Species of flowering plant

Hyoscyamus muticus, the Egyptian henbane, is a shrub in the family of Solanaceae that is native to desert areas of North Africa. It contains alkaloids that are useful in pharmaceuticals. It is used locally as a painkiller and a recreational drug. In high dosages it can be fatal.

==General==

Hyoscyamus muticus, commonly known as Egyptian henbane, is native to Sub-Saharan Africa from Mauritania to Sudan and is also found in Saudi Arabia and the eastern Mediterranean. It grows in arid rocky localities, wadis and plains. The wild plants are used in traditional local medicine. It is sometimes cultivated in countries such as Egypt, Pakistan and India for its medicinal alkaloids, which may be exported to countries such as Germany. Ernest Ayscoghe Floyer (1852–1903) successfully cultivated Hyoscyamus muticus to obtain the alkaloid hyoscyamine.

==Description==
Egyptian henbane is a perennial herb or shrub with a height of up to 1.5 m. It is a stout succulent, with long stems that have many branches in their upper parts. The lower leaves are broad, while the upper leaves are narrower. The flowers are formed in dense inflorescences up to 30 cm long. They have white or green corolla and upper lips in deep purple-violet. The fruit is a capsule.

==Medical effects==
The leaves are high in alkaloids including scopolamine, which is used in pharmaceuticals.

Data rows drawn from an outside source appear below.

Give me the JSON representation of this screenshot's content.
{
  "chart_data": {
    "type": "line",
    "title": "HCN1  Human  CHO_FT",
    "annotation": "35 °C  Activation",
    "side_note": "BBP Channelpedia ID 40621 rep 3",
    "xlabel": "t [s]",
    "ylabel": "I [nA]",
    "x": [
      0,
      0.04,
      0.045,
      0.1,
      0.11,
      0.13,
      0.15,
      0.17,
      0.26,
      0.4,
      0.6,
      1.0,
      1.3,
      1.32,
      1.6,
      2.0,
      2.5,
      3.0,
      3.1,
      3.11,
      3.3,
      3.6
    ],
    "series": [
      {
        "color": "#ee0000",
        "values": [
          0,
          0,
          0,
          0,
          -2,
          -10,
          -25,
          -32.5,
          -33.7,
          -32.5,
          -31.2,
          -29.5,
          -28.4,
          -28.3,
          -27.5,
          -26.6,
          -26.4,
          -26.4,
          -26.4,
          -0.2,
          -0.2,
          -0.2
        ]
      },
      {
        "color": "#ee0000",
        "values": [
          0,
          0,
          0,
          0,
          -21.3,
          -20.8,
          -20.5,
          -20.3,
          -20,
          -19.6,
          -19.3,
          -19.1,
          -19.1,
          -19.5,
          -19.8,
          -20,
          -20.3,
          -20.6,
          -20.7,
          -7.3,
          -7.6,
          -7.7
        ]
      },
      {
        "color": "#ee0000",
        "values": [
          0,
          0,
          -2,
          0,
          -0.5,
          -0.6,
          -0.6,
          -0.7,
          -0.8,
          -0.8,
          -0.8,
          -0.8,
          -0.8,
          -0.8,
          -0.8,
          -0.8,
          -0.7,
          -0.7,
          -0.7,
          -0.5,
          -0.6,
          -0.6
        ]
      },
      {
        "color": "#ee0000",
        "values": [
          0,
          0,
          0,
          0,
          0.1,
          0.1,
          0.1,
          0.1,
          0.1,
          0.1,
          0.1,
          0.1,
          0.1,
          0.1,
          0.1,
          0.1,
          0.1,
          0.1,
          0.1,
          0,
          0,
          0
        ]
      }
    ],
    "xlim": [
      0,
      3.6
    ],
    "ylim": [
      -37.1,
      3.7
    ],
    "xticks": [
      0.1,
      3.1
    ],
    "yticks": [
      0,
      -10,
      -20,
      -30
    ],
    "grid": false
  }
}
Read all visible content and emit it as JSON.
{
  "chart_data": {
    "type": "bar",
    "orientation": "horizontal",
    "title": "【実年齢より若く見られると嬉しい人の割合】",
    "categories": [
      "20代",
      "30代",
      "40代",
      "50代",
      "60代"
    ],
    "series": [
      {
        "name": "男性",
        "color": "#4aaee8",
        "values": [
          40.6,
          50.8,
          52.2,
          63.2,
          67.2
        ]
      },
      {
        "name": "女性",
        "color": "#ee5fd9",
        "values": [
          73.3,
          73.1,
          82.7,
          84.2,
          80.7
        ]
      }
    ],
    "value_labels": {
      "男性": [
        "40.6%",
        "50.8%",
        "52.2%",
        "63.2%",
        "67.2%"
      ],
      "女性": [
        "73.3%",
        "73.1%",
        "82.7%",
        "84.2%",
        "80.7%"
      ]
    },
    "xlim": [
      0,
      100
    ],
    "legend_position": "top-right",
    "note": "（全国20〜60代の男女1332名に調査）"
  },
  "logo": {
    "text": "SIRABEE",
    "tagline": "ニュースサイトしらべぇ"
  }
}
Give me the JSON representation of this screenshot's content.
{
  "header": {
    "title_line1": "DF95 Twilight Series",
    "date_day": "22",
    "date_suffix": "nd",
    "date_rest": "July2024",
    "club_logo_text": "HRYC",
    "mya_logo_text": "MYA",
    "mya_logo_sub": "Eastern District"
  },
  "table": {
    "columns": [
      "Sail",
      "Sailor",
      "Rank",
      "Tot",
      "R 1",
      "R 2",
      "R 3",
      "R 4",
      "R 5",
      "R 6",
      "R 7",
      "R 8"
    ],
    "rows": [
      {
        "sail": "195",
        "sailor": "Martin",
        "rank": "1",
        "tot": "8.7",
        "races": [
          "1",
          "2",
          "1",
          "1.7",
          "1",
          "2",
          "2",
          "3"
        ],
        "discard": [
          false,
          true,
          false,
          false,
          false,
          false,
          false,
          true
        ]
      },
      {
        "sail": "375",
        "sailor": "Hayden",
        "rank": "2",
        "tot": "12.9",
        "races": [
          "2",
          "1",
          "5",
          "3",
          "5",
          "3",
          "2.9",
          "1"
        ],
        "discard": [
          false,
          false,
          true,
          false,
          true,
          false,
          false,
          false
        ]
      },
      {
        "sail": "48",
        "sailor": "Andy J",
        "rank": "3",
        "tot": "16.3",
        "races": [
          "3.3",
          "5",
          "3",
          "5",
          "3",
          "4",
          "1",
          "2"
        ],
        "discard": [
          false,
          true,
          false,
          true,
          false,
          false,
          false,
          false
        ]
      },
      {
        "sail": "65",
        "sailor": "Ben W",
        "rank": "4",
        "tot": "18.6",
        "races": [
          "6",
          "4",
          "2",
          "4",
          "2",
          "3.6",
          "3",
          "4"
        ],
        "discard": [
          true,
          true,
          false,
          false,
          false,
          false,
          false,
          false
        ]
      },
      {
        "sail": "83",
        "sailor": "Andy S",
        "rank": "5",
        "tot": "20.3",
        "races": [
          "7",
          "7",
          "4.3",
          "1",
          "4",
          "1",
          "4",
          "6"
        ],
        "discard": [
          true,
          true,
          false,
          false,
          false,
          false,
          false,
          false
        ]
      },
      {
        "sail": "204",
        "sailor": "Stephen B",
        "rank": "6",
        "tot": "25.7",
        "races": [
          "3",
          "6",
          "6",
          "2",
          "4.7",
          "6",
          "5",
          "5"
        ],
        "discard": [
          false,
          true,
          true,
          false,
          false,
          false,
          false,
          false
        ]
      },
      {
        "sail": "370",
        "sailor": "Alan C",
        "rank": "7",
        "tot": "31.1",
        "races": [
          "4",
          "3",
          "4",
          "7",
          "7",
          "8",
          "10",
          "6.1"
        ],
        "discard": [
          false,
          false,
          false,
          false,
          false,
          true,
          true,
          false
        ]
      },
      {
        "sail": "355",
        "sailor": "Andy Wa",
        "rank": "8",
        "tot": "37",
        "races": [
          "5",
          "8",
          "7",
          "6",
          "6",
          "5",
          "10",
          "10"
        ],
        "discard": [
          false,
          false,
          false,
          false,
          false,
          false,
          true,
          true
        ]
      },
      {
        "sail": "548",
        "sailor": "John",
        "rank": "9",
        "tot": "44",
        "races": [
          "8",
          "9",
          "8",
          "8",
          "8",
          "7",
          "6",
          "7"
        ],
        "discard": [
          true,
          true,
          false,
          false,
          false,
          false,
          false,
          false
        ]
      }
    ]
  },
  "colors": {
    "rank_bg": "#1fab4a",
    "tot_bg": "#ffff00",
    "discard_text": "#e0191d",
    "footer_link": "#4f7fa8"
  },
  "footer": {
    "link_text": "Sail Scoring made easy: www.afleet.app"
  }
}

When released slowly, scopolamine reduces the nausea of motion sickness or post-operative recovery. In eye drops it dilates the pupils and paralyzes the focusing muscles, which is useful in optical surgery. The roasted seeds are used to make an intoxicating drink, and the leaves are smoked for their intoxicating effect, and to relieve the symptoms of asthma. The leaves may also be applied as a poultice to relieve pain.

The plant is toxic in higher doses, and deaths have been reported from eating locusts that had eaten Egyptian henbane. The Tuareg people use it as a fish poison. An overdose causes symptoms such as an extremely dry throat, constipation, a rapid pulse, blurred vision, excitement, hallucinations, delirium and death. The wives of the Roman emperors Augustus and Claudius used the plant as a poison to eliminate rivals. In February 1881 the survivors of the Flatters Expedition were approached by a group of Tuaregs who sold them milk, meat and dates at a high price. The dates turned out to be poisoned with a substance that caused dizziness and psychosis. This came from the plant called Falezlez by the Tuaregs and El Bettina by the Arabs (Hyoscyamus falezlez). The effect was to induce a burning sensation in the victims' lungs, and to cause them to rush about madly and fire off their guns.